The Court’s effort at finding this way included survey of the “bystander distress” rules that apply in other jurisdictions. Based on this comparative survey, the Court decided that a bystander will recover compensation for emotional harm arising from medical malpractice when:
- The defendant’s medical mistake constitutes gross negligence;
- The primary victim of that mistake is the bystander’s loved one (a spouse or close family member);
- The primary victim dies or sustains serious physical injury;
- The bystander’s emotional harm is “both severe and debilitating, such that [it] warrant[s] a psychiatric diagnosis or otherwise substantially impair[s] the bystander’s ability to cope with life’s daily routines and demands.”
- The bystander suffers that harm “as a direct result of contemporaneously observing gross professional negligence such that the bystander is aware, at the time, not only that the defendant’s conduct is improper but also that it will likely result in the death of or serious injury to the primary victim.”
After formulating this rule, the Court went on to examine the plaintiff’s evidence to find out that it meets all prerequisites for recovery except that of “severe and debilitating” emotional harm.

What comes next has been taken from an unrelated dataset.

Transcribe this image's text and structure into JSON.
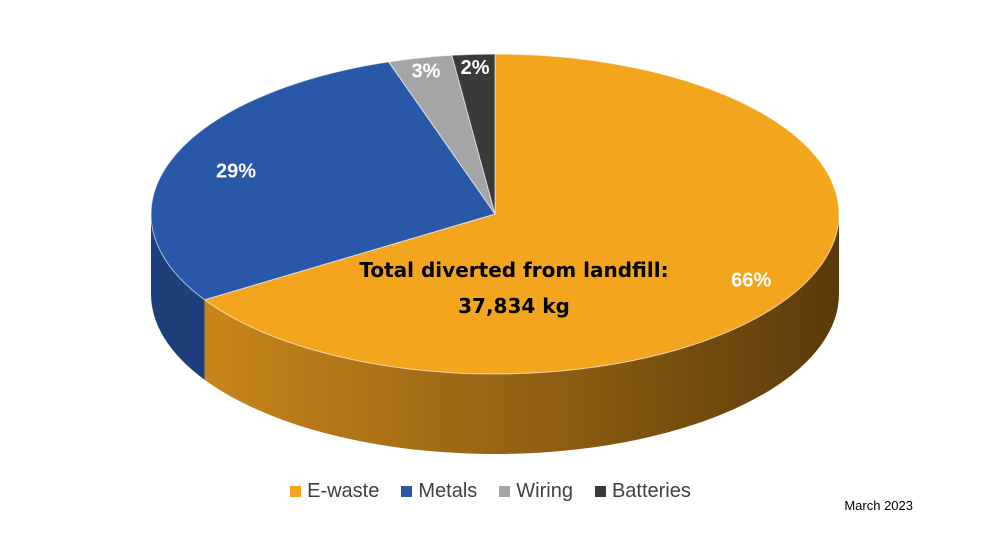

This finding doomed the plaintiffs’ suit.
The Court explained that:
“We need not speculate, however, as to what shock and distress the plaintiffs may have experienced upon witnessing Stephen’s hanging. Even if we assume that their experience was deeply disturbing, and we have no reason to doubt that it was, that alone is not sufficient to satisfy the legal standard that we have articulated today. Just as few persons travel through life alone, … few of us complete the journey without ever suffering the loss of a parent, child, sibling or partner. The DSM–5, in defining a mental disorder, emphasizes that an “expectable or culturally approved response to a common stressor or loss, such as the death of a loved one, is not a mental disorder.” (citing American Psychiatric Association, Diagnostic and Statistical Manual of Mental Disorders 20 (5th ed., 2013)).

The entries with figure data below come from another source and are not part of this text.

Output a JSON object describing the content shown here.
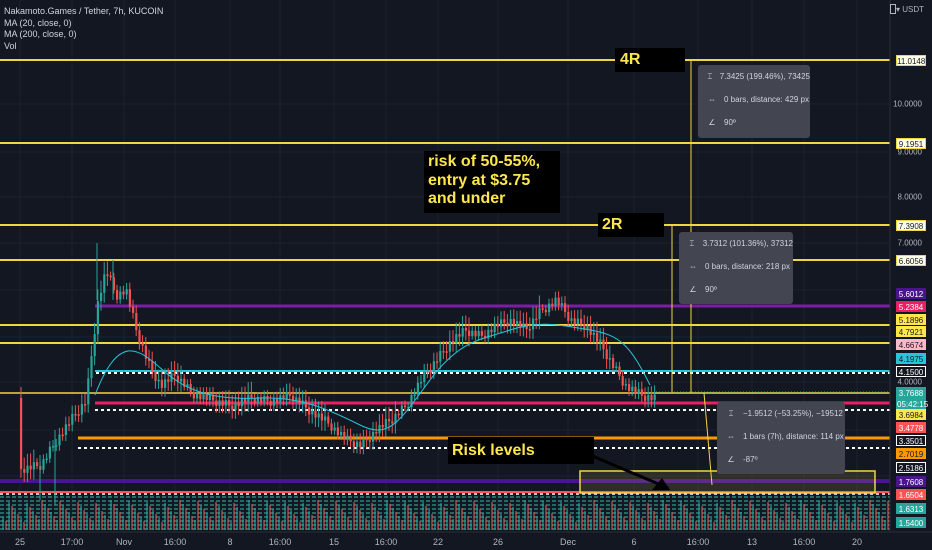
{
  "header": {
    "symbol_line": "Nakamoto.Games / Tether, 7h, KUCOIN",
    "indicators": [
      "MA (20, close, 0)",
      "MA (200, close, 0)",
      "Vol"
    ],
    "currency": "USDT"
  },
  "annotations": {
    "risk_note": "risk of 50-55%,\nentry at $3.75\nand under",
    "r4": "4R",
    "r2": "2R",
    "risk_levels": "Risk levels"
  },
  "measure_tooltips": [
    {
      "name": "measure-4r",
      "lines": [
        "7.3425 (199.46%), 73425",
        "0 bars, distance: 429 px",
        "90º"
      ]
    },
    {
      "name": "measure-2r",
      "lines": [
        "3.7312 (101.36%), 37312",
        "0 bars, distance: 218 px",
        "90º"
      ]
    },
    {
      "name": "measure-risk",
      "lines": [
        "−1.9512 (−53.25%), −19512",
        "1 bars (7h), distance: 114 px",
        "-87º"
      ]
    }
  ],
  "price_axis_ticks": [
    "10.0000",
    "9.0000",
    "8.0000",
    "7.0000",
    "4.0000"
  ],
  "price_labels": [
    {
      "text": "11.0148",
      "bg": "#fffde7",
      "fg": "#131722",
      "border": "#f0d641"
    },
    {
      "text": "9.1951",
      "bg": "#fffde7",
      "fg": "#131722",
      "border": "#f0d641"
    },
    {
      "text": "7.3908",
      "bg": "#fffde7",
      "fg": "#131722",
      "border": "#f0d641"
    },
    {
      "text": "6.6056",
      "bg": "#fffde7",
      "fg": "#131722",
      "border": "#f0d641"
    },
    {
      "text": "5.6012",
      "bg": "#4a148c",
      "fg": "#ffffff",
      "border": "#4a148c"
    },
    {
      "text": "5.2384",
      "bg": "#e91e63",
      "fg": "#ffffff",
      "border": "#e91e63"
    },
    {
      "text": "5.1896",
      "bg": "#fde74c",
      "fg": "#131722",
      "border": "#fde74c"
    },
    {
      "text": "4.7921",
      "bg": "#fde74c",
      "fg": "#131722",
      "border": "#fde74c"
    },
    {
      "text": "4.6674",
      "bg": "#ffb8c6",
      "fg": "#131722",
      "border": "#ffb8c6"
    },
    {
      "text": "4.1975",
      "bg": "#26c6da",
      "fg": "#131722",
      "border": "#26c6da"
    },
    {
      "text": "4.1500",
      "bg": "#131722",
      "fg": "#ffffff",
      "border": "#ffffff"
    },
    {
      "text": "3.7688",
      "bg": "#26a69a",
      "fg": "#ffffff",
      "border": "#26a69a"
    },
    {
      "text": "05:42:15",
      "bg": "#26a69a",
      "fg": "#ffffff",
      "border": "#26a69a"
    },
    {
      "text": "3.6984",
      "bg": "#fde74c",
      "fg": "#131722",
      "border": "#fde74c"
    },
    {
      "text": "3.4778",
      "bg": "#ff5252",
      "fg": "#ffffff",
      "border": "#ff5252"
    },
    {
      "text": "3.3501",
      "bg": "#131722",
      "fg": "#ffffff",
      "border": "#ffffff"
    },
    {
      "text": "2.7019",
      "bg": "#ff9800",
      "fg": "#131722",
      "border": "#ff9800"
    },
    {
      "text": "2.5186",
      "bg": "#131722",
      "fg": "#ffffff",
      "border": "#ffffff"
    },
    {
      "text": "1.7608",
      "bg": "#4a148c",
      "fg": "#ffffff",
      "border": "#4a148c"
    },
    {
      "text": "1.6504",
      "bg": "#ff5252",
      "fg": "#ffffff",
      "border": "#ff5252"
    },
    {
      "text": "1.6313",
      "bg": "#26a69a",
      "fg": "#ffffff",
      "border": "#26a69a"
    },
    {
      "text": "1.5400",
      "bg": "#26a69a",
      "fg": "#ffffff",
      "border": "#26a69a"
    }
  ],
  "time_axis": [
    "25",
    "17:00",
    "Nov",
    "16:00",
    "8",
    "16:00",
    "15",
    "16:00",
    "22",
    "26",
    "Dec",
    "6",
    "16:00",
    "13",
    "16:00",
    "20"
  ],
  "colors": {
    "background": "#131722",
    "up": "#26a69a",
    "down": "#ef5350",
    "level_yellow": "#f0d641",
    "ma20": "#26c6da",
    "annotation_bg": "#000000",
    "annotation_text": "#fde74c"
  }
}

The new rule makes it extremely difficult for families of medical malpractice victims to obtain compensation for their emotional harm. Proving “gross negligence” of a hospital or medical professional is difficult in and of itself. Establishing the presence of “severe and debilitating” emotional harm that exceeds an “expectable or culturally approved response to a common stressor or loss” is even harder. Demonstrating that this harm directly resulted from “observing gross professional negligence” is well nigh impossible. In the Court’s own words, its new rule makes viable only “the remote specter of bystander emotional distress claims.”
This rule strikes me as deeply problematic. As an initial matter, it is utterly inconsequential for the vast majority of medical-malpractice victims’ families, whose emotional distress is real, severe and verifiable, but is also “expectable” or “culturally approved.” This denial of redress runs afoul of the compensation principle of the law of torts and is also discriminatory. The rule also does not improve medical professionals’ incentive to avoid malpractice (this incentive is determined, as before, by the professionals’ liability for the primary victim’s injury or death, on top of reputational penalties). Worse yet, the new rule incentivizes doctors and hospitals to separate patients from their families at the early stages of the treatment. For example, contrary to the Court’s speculation, hospitals will now do well to banish expectant fathers from the delivery room. From a hospital’s perspective, implementing this policy in order to remove a remote, but still real, threat of liability would be rational because it costs the hospital nothing.
The Court’s new rule constitutes a textbook example of the “middle-ground fallacy”: an idea that making a decision situated between two extremes is always better than preferring one of those extremes to another. The question with which I began my discussion has only two potentially good answers: YES or NO.